Why Online Learning at UNSW Might Actually Be A Good Thing

By Jordan Daly

As a fifth-year student working full-time, I’m pretty excited for blended learning.

I’ve engaged with it in the past for accounting classes and it’s been great (well, as great as accounting can be).

You can engage with lectures and some course content in your own time – around work, family or other commitments – and on top of that, you get more face-to-face time with teachers (in accounting, we had 2 hour seminars as opposed to the usual 1 hour tutorial). .

In comparison to the usually enormous lectures experienced by first and second year students across UNSW, students will be granted more thorough and well-informed discussions in person (assuming they actually do their readings, engage with the material given online and attend their seminars, which, let’s face it, is not a given).

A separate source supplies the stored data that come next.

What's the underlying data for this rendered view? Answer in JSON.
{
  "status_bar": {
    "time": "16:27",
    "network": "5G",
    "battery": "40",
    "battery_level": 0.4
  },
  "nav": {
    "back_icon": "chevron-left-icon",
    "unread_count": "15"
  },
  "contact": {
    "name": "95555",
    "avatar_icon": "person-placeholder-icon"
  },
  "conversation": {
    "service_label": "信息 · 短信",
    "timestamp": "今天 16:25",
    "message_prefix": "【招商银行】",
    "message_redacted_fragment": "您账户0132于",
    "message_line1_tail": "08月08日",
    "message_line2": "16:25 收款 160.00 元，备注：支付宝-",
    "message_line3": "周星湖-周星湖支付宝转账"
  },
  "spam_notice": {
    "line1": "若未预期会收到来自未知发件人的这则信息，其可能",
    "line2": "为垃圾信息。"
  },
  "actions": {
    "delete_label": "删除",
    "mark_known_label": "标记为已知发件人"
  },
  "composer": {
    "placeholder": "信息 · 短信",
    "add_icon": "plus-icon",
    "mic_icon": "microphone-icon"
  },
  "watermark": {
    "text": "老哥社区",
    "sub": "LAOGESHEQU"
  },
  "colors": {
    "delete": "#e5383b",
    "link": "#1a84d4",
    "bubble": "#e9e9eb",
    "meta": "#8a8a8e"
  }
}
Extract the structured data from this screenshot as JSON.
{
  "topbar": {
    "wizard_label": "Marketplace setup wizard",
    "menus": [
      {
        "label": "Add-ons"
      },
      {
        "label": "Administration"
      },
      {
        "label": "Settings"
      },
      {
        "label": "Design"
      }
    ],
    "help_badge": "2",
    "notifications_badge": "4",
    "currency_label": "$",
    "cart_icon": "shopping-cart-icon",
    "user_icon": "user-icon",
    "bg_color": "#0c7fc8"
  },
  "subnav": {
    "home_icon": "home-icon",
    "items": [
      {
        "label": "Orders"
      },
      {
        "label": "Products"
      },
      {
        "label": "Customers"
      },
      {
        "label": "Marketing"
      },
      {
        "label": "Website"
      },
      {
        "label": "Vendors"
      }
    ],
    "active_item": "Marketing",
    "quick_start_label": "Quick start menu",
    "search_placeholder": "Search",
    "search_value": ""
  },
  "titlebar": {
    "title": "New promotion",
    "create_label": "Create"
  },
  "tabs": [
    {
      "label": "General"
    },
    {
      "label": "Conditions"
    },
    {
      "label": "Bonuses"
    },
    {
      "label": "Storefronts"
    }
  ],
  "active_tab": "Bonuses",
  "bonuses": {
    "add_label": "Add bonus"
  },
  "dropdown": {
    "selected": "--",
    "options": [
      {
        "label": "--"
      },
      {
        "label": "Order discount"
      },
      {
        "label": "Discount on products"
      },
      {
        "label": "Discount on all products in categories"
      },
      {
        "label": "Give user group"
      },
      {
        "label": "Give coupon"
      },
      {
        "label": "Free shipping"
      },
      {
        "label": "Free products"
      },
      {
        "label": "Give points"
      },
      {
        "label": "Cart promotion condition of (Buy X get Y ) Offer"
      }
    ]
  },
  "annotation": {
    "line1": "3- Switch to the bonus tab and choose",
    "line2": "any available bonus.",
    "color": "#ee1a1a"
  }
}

Lectures being delivered online also means they can be optimised. This means no waiting for chatty students to simmer down, no technical difficulties in the lecture theatre and no more disruptions by Socialist Alternative members or SRC candidates. Instead, lectures can be delivered seamlessly and accessibly.

Students with disabilities, such as mobility issues, will be able to access lectures comfortably. Additionally, students can control the pace of lectures, rewinding if they miss something, or Googling topics to gain greater depth of knowledge as they crop up. Blended learning offers greater accessibility and potential quality of education, as I discovered in my accounting course. As such, online learning shouldn’t be immediately discarded.

One of the complaints made about blended learning is that students hate group work, especially if it has online elements. It’s an unfortunate fact that in order to make a living after graduation, odds are, you’ll have to work in groups, mostly through email, phones and various information systems. I’m sorry if this is a shock.

If you view university as a vocational experience to make you job-ready and more employable, consider the ability to handle group work a practical and marketable soft skill to have.
UNSW has already begun the shift to blended learning.

Alex Patton, a member of the UNSW Education Collective and former Postgraduate Council President, notes that a biomechanics course he tutored and demoed for was moved online in 2016. Exam performance was improved, with the average mark moving from a credit to a distinction, even while being marked on the exact same scale.

So, clearly blended learning isn’t the bogeyman it’s made out to be.

Let’s talk about money.

In 2015, UNSW made a loss of almost $2 million dollars, not including extraordinary items. It may not seem like much, but in a time of Liberal government attacks on education and uncertain funding, it is significant. It’s not unreasonable to want to reduce operating costs if you can’t guarantee adequate revenue over a long-term period.

Reducing operating costs takes different forms.

Some faculties have been restructured, such as UNSW Arts & Social Sciences a few years back, and modernising education is another way to reduce costs on an ongoing basis.

Chancellery don’t restructure for shits and giggles, they want to make sure UNSW as a whole remains at the forefront of research and competitive as a teaching institution. This is especially the case if money saved on lectures can go towards other classes or research, considering that most courses don’t significantly change their content year-to-year.

If UNSW can continue to be the prestigious institution it is without any cuts, digitisation, or a change to the semester system, I’m happy to hear it. However, I’m yet to hear a pain-free solution to the issue of university funding that doesn’t involve a revolution, pie-in-the-sky economics or, at the very least, a change in government.

Even Plato was sceptical of new learning technologies, stating people “will cease to exercise memory because they rely on that which is written” about books, but they’ve managed to stick around.

Let’s give blended learning a chance, especially considering barely any details have been released regarding how OpenLearning will change classes at UNSW, beyond the fact that a greater proportion of lectures and other activities will be delivered online.

The arguments being used against online lectures are the same I’ve heard used against lecture recordings; they’re reactionary, they’re tired and they’re still unconvincing.